When we ignore emotional discomfort we can become sick. Emotional pain can descend into illness in our body. Loving what feels separated, "sick," and alien to the conscious (social) self is a way to heal into peace. If we continuously push down what needs to come up into the light to heal, we might need to process our emotions through a bodily illness instead.
Our emotional pain body has many layers. Staying with intense discomfort involves accepting pain to the point of even welcoming it. Everything can be loved into the light of conscious awareness. Kindly accepting emotional pain without pushing it back down or projecting it out onto others builds character.
“Why do you want to shut out of your life any uneasiness, any misery, any depression, since after all, you don't know what work these conditions are doing inside you? Why do you want to persecute yourself with the question of where all this is coming from and where it is going? Since you know, after all, that you are in the midst of transitions and you wished for nothing so much as to change.

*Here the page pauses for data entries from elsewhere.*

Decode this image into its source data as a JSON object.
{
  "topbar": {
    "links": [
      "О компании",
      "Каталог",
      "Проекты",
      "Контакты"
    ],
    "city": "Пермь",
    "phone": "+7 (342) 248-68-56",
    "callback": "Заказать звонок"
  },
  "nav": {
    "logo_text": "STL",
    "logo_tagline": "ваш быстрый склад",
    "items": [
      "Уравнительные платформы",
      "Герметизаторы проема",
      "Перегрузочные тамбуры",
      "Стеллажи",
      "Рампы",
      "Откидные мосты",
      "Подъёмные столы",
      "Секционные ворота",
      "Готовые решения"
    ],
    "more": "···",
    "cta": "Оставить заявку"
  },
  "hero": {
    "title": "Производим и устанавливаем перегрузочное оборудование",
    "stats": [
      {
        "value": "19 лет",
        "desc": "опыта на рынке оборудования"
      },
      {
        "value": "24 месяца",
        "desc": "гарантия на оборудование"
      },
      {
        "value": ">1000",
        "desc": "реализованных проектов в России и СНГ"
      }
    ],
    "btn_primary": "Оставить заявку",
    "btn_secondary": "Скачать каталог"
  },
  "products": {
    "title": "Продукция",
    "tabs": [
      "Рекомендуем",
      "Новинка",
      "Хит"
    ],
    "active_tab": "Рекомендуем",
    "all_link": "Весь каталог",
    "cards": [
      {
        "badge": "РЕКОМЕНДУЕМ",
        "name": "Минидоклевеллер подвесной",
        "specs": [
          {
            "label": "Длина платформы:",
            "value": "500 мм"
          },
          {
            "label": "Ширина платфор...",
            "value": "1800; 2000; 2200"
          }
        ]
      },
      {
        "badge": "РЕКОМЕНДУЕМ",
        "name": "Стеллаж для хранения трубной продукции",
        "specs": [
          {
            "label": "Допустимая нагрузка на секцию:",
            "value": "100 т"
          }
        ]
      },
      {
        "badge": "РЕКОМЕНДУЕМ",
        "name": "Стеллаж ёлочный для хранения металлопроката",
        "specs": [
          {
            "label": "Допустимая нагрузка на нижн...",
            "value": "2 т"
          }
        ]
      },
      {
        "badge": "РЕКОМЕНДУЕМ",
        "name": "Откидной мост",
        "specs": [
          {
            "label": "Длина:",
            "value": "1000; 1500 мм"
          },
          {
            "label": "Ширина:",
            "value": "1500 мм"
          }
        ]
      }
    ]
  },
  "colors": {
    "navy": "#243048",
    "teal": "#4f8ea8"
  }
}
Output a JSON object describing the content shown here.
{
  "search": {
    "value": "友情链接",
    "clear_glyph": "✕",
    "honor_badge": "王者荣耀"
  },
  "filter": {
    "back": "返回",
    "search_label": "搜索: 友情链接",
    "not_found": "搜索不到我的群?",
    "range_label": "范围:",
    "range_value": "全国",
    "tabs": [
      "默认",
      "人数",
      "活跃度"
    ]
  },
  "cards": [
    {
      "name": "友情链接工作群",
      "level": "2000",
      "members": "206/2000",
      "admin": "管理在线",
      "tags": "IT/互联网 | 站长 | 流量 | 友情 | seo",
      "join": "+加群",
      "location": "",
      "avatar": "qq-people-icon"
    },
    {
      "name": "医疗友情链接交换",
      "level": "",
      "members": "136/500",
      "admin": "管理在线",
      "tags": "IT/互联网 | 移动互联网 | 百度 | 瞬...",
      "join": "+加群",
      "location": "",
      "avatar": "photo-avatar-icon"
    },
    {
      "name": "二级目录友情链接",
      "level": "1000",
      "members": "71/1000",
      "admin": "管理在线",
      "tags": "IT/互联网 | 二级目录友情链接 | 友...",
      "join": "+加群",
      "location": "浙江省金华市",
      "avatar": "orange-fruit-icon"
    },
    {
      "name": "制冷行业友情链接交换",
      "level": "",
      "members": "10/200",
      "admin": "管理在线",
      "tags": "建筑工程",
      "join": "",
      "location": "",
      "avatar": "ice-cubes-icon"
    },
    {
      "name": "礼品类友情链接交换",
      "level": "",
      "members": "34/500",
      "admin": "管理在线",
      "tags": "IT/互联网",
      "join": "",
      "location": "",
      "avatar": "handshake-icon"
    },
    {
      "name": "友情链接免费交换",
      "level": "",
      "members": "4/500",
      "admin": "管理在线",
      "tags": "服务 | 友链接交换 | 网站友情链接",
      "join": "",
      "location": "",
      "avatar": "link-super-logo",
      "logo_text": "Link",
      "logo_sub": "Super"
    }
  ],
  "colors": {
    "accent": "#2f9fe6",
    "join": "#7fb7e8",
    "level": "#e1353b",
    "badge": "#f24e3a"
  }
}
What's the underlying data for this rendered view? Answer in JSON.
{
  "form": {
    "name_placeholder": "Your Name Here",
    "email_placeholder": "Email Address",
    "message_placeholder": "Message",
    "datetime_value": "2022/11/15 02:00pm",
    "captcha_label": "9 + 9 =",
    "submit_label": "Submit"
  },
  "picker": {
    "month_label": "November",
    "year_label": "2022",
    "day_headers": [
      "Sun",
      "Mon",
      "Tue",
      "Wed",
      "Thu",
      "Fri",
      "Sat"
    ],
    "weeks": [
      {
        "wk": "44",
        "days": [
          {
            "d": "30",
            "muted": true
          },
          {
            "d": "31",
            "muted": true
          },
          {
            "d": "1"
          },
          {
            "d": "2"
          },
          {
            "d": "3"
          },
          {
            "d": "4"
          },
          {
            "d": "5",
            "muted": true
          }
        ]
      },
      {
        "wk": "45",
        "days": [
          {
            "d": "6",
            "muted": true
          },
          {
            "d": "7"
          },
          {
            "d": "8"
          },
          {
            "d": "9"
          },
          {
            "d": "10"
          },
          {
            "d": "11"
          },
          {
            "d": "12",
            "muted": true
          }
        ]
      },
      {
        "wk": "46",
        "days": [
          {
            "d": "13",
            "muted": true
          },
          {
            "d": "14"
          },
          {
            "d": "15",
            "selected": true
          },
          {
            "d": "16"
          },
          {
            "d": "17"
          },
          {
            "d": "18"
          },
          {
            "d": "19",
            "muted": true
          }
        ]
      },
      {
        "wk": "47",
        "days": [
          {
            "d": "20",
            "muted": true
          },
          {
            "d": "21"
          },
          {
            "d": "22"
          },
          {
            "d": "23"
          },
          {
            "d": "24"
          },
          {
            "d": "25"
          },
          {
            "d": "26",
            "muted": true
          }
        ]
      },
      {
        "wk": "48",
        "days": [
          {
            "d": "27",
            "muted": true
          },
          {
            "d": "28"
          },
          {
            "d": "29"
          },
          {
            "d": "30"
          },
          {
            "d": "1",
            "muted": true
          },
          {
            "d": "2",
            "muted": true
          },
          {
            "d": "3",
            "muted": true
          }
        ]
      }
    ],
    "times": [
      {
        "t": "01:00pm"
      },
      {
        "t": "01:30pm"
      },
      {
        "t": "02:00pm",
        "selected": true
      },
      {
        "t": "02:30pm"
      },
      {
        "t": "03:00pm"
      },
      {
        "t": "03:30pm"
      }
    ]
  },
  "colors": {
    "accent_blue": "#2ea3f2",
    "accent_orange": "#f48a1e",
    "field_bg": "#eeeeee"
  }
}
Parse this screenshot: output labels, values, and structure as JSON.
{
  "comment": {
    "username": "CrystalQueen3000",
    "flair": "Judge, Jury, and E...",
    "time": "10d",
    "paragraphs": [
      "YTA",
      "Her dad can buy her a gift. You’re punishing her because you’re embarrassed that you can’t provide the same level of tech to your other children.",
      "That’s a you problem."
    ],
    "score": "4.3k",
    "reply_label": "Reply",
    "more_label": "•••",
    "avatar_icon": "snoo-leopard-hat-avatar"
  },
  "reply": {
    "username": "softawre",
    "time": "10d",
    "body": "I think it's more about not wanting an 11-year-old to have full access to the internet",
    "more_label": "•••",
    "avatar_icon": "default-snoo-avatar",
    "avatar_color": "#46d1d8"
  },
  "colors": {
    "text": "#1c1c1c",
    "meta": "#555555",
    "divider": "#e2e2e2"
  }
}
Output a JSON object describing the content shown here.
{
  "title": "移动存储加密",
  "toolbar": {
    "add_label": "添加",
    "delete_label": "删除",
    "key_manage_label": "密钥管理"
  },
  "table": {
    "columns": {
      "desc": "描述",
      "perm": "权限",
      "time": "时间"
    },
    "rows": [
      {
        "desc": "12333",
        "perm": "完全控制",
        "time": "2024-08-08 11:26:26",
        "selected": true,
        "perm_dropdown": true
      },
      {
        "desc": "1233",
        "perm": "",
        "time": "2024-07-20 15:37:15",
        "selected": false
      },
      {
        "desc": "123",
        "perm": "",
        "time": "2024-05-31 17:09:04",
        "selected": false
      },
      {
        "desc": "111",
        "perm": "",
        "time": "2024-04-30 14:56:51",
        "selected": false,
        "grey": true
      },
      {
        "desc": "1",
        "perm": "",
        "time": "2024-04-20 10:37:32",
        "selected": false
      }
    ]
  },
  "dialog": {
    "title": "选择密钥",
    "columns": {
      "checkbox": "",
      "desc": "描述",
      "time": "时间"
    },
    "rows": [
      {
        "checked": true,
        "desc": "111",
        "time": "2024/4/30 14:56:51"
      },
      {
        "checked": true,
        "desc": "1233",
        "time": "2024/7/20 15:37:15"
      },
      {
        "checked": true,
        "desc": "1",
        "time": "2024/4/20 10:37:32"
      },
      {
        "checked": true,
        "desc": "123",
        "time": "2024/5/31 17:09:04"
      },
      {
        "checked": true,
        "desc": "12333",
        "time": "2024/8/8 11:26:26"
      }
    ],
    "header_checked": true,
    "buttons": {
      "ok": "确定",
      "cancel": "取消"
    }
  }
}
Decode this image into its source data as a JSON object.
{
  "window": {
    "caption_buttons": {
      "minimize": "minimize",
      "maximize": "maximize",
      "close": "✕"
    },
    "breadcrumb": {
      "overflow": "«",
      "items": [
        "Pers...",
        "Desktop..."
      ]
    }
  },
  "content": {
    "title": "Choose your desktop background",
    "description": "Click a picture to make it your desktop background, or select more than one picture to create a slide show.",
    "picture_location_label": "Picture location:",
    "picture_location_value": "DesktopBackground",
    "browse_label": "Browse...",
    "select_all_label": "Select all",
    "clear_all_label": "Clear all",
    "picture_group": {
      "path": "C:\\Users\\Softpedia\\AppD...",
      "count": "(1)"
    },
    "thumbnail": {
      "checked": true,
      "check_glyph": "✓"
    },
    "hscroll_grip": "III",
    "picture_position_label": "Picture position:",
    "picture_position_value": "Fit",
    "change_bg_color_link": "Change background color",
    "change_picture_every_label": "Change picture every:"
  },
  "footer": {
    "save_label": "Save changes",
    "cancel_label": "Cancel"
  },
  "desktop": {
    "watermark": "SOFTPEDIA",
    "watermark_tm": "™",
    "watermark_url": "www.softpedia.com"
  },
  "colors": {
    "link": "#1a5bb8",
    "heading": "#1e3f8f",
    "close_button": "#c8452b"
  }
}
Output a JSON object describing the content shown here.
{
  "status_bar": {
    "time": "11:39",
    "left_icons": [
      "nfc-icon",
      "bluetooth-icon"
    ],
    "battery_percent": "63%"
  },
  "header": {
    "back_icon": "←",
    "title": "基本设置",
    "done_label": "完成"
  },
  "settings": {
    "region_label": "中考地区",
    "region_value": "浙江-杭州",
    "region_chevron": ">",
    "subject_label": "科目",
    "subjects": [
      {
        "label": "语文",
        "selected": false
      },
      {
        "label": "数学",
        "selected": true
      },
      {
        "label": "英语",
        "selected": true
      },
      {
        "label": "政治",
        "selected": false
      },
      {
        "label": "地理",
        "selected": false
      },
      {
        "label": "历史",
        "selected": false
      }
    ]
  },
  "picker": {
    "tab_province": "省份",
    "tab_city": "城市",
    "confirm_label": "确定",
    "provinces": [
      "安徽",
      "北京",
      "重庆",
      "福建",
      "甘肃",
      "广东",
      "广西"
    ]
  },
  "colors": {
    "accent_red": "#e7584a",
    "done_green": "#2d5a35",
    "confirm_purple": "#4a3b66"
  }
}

If there is anything unhealthy in your reactions, just bear in mind that sickness is the means by which an organism frees itself from what is alien; so one must simply help it to be sick, to have its whole sickness and to break out with it, since that is the way it gets better.”
~ Rainer Maria Rilke, Letters to a Young Poet
I felt very affected by my mother's emotional suffering when I was young. I grew up with a deep longing to find a way to heal emotional pain in a self-loving way as I witnessed the vicissitudes of antidepressants, addictions and suicide as a "way out" of the human transformational process.
We all have an inner quota of emotional pain to process in our lifetime. Besides what has happened to us personally in the past, we each have familial, ancestral and soul pain to heal. You might, for example, be processing the pain that your mother or father could not process.
Building Soul Strength
The inclusion of emotional pain into our witnessing awareness is part of the essential process of fully embodying our soul in our human body.
When difficult emotions are accepted and embraced until they release, we invite a depth of self-compassion that we cannot even begin to fathom when we are distracting, avoiding or projecting our pain onto other people.
Painful emotions deepen our humanity and amplify our soul power whenever we turn to face them with acceptance.
Joel Rothschild, one of the longest living survivors of HIV contemplates suffering in this way:
"We do all suffer in this life...and I began to wonder if suffering were part of some universal cleansing process. In time I began to believe it was. If we are all a cell in the body of God, all connected in this universe, perhaps our suffering functions the way the liver functions in the body: perhaps suffering cleanses the greater being."